The distribution of metallic elements in individual genetic layers of soils was determined using the Enrichment Factor (EF). In most of the studied profiles, EF for Cr, Cu, Zn, Ni, Cd, Pb was in the range 0.5–1.5, which corresponds to the natural levels for these elements. As regards the content of Cd and Pb, levels were slightly elevated in the V profile, and moderately elevated in two genetic layers (Table 6, Fig. 3). This may result from the pedogenetic process of lessivage, but it also may be anthropogenic. In addition, this indicator also showed slightly elevated levels of Cd in profile VII, which are also classified as Luvisols. There is also a slight enrichment in Ni in the luvic (Lat. eluere) and argic (Lat. argilla) levels in the V profile, which may be associated with the process of lessivage. Profile III, classified as Fluvisols, showed moderate and moderately severe enrichment in copper, which should be considered a result of human impact.

Table 6 Enrichment Factor (EF)
Fig. 3
figure 3

The distribution of metallic elements determined using Enrichment Factor

The determined Contamination Factor (CF) indicates low or moderate contamination with metallic elements and thus proves a moderate impact of anthropogenic factors on the soil environment. Only in four cases was CF found to be significant and very high (Table 7, Fig. 4).

Table 7 Contamination Factor (CF)
Fig. 4
figure 4

The distribution of metallic elements determined using Contamination Factor

The Geoaccumulation Index (Igeo) reflects the degree of soil contamination with metals.
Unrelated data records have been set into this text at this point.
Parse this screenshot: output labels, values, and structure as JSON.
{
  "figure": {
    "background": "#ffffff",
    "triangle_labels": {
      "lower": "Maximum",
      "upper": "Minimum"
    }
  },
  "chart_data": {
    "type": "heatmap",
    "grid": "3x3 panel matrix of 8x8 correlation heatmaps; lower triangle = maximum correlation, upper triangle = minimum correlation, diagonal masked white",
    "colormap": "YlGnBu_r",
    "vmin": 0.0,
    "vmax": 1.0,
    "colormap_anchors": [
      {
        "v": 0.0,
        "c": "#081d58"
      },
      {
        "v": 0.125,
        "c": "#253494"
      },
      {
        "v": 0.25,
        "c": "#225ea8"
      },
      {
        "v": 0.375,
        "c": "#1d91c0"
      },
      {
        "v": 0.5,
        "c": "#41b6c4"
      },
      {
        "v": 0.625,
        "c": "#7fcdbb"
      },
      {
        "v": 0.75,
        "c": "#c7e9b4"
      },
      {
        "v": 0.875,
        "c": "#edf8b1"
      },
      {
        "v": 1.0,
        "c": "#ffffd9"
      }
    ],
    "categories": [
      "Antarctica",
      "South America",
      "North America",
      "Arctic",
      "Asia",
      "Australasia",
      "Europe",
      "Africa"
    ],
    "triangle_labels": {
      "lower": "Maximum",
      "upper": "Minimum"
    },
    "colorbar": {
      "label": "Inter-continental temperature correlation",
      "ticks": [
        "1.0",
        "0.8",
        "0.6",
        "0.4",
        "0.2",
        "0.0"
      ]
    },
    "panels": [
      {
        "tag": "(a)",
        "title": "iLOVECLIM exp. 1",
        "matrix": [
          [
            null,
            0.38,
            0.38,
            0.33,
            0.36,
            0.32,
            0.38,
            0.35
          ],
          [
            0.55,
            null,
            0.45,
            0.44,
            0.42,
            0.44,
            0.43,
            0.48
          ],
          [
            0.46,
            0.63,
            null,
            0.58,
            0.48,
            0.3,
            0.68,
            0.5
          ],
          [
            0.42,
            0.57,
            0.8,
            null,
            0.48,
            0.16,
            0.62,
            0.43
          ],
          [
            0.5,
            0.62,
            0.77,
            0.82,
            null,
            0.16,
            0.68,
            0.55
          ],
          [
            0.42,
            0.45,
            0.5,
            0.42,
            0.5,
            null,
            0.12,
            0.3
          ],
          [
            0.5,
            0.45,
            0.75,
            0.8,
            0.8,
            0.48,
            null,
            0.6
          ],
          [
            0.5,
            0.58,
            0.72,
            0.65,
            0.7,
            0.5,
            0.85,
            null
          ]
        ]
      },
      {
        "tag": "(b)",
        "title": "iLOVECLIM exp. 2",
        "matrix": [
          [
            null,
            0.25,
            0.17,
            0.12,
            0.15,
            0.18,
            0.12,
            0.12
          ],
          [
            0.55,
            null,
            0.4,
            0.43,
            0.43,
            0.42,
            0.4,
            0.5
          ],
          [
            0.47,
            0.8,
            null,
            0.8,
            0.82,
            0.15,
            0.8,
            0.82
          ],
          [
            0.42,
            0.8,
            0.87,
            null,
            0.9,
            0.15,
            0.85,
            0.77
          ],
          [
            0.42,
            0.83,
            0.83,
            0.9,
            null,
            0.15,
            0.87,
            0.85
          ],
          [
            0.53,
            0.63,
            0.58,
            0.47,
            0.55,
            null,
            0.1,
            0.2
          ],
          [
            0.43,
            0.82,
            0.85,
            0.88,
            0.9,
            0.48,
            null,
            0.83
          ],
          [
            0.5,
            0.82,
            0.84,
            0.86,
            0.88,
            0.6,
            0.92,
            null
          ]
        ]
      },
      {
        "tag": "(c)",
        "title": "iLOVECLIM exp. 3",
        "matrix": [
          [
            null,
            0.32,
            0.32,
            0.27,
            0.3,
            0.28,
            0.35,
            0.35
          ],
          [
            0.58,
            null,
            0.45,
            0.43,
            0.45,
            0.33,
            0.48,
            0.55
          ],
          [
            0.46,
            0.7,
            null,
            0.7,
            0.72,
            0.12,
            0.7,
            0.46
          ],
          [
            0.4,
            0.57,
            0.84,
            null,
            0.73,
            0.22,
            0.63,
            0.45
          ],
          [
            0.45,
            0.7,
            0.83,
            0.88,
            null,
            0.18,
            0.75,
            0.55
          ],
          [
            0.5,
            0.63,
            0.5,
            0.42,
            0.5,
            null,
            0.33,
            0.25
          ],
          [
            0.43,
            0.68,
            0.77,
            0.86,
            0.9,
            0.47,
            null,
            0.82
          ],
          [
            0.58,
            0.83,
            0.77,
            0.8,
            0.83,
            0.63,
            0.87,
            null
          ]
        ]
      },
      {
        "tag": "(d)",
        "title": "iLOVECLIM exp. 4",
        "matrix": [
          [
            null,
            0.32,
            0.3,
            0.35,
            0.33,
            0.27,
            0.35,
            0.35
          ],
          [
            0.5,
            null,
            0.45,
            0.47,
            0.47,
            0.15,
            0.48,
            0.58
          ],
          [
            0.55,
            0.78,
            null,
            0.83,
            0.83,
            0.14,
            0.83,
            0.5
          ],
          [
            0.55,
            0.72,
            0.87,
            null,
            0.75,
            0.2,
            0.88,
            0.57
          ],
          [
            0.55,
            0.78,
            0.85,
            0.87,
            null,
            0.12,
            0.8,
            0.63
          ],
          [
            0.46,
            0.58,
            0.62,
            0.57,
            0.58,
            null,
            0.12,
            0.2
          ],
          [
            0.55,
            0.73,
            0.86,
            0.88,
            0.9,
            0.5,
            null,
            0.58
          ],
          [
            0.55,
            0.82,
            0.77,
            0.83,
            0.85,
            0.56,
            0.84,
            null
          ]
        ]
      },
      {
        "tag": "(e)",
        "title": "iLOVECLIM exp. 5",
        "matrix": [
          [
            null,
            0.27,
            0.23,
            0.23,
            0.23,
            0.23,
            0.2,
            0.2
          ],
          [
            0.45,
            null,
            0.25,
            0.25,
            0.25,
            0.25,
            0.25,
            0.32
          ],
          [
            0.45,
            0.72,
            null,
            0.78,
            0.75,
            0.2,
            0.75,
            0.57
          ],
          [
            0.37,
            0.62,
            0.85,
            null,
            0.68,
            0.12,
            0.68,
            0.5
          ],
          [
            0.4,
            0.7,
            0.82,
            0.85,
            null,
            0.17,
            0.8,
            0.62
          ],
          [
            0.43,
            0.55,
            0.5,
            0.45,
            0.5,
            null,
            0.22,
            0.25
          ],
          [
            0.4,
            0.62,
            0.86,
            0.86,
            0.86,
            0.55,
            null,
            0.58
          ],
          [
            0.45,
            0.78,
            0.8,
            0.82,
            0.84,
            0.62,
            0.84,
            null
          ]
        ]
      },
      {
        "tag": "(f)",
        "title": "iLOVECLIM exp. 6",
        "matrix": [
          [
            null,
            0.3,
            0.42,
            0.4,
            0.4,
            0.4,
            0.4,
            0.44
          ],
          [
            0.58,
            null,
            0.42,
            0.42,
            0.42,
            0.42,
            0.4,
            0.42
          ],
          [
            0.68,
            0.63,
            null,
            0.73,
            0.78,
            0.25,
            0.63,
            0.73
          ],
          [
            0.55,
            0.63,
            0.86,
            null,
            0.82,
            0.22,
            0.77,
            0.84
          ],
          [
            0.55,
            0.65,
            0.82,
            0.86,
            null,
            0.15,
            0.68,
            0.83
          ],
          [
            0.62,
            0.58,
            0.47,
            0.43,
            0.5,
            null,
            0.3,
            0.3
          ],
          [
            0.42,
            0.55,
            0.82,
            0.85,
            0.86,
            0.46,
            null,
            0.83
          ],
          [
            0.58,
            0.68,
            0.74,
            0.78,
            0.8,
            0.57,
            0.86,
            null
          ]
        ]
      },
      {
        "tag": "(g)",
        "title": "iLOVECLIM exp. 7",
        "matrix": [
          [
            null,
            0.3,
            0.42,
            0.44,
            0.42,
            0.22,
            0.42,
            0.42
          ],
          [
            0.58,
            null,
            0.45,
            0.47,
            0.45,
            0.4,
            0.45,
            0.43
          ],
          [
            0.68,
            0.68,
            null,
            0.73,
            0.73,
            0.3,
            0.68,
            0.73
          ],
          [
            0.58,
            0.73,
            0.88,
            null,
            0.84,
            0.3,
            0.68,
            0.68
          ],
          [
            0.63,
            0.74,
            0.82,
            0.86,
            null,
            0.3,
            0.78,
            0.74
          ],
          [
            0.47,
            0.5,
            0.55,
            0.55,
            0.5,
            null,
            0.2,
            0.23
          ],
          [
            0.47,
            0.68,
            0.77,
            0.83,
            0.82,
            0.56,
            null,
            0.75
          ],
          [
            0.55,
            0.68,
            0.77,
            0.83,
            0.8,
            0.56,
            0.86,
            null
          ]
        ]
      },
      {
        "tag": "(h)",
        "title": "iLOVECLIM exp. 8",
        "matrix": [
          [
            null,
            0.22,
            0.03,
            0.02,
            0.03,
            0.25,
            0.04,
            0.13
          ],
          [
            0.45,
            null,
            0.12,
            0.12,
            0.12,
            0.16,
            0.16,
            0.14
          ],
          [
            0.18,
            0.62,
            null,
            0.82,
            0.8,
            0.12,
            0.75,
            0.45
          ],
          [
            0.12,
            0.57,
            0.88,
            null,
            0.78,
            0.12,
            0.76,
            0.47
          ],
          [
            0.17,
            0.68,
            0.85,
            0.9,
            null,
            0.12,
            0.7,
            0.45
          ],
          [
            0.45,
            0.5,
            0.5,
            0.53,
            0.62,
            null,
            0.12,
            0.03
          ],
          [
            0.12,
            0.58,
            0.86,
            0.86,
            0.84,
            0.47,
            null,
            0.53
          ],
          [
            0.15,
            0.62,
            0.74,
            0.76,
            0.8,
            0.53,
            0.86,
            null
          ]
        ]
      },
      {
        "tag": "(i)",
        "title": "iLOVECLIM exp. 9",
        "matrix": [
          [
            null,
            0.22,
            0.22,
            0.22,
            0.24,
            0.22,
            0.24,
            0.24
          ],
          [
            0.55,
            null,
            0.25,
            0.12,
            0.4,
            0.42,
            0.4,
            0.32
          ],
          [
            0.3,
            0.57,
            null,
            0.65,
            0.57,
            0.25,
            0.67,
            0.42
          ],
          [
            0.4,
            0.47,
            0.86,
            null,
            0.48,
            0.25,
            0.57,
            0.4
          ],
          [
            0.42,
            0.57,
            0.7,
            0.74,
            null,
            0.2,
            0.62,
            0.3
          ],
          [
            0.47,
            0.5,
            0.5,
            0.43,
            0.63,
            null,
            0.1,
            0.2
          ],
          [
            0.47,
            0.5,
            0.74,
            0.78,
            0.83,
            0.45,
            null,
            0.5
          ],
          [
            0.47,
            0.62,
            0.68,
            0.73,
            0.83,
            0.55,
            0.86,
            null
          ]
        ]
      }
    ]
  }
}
Except for a few samples in which values are < 1 (slight to moderate pollution), the Geoaccumulation Index of the soil profiles is negative, evidencing slight contamination of the study area (Table 8, Fig. 5).

Table 8 Geoaccumulation Index (Igeo)
Fig. 5
figure 5

The distribution of metallic elements determined using Geoaccumulation Index

4 Conclusion

The assessment of the human impact on the concentrations and migrations of trace elements in agricultural soil profiles showed variability in the content of heavy metals. This is related to the typological classification, location in the study area and the physical and chemical properties of each tested soil. In all tested soil profiles, the total content of trace elements did not exceed natural levels. There is a noticeable correlation between trace element content and soil granulometry (higher clay fractions were associated with higher levels of micronutrients). The sources of elements in the studied soils were assessed using the following indices: Enrichment Factor (EF), Geoaccumulation Index (Igeo) and Contamination Factor (CF). In most of the profiles, the calculated values of the above indicators were within the ranges of naturally occurring contents of selected elements. Only a few profiles found that the EF values for Cd, Pb and Ni were indicative of human impacts. Similarly, CF and Igeo confirm only minor contamination in the study area. The coefficients of anthropogenic impact on soils indicate that the content of individual elements in the study area was influenced by agriculture, housing and production buildings, but in a moderate range.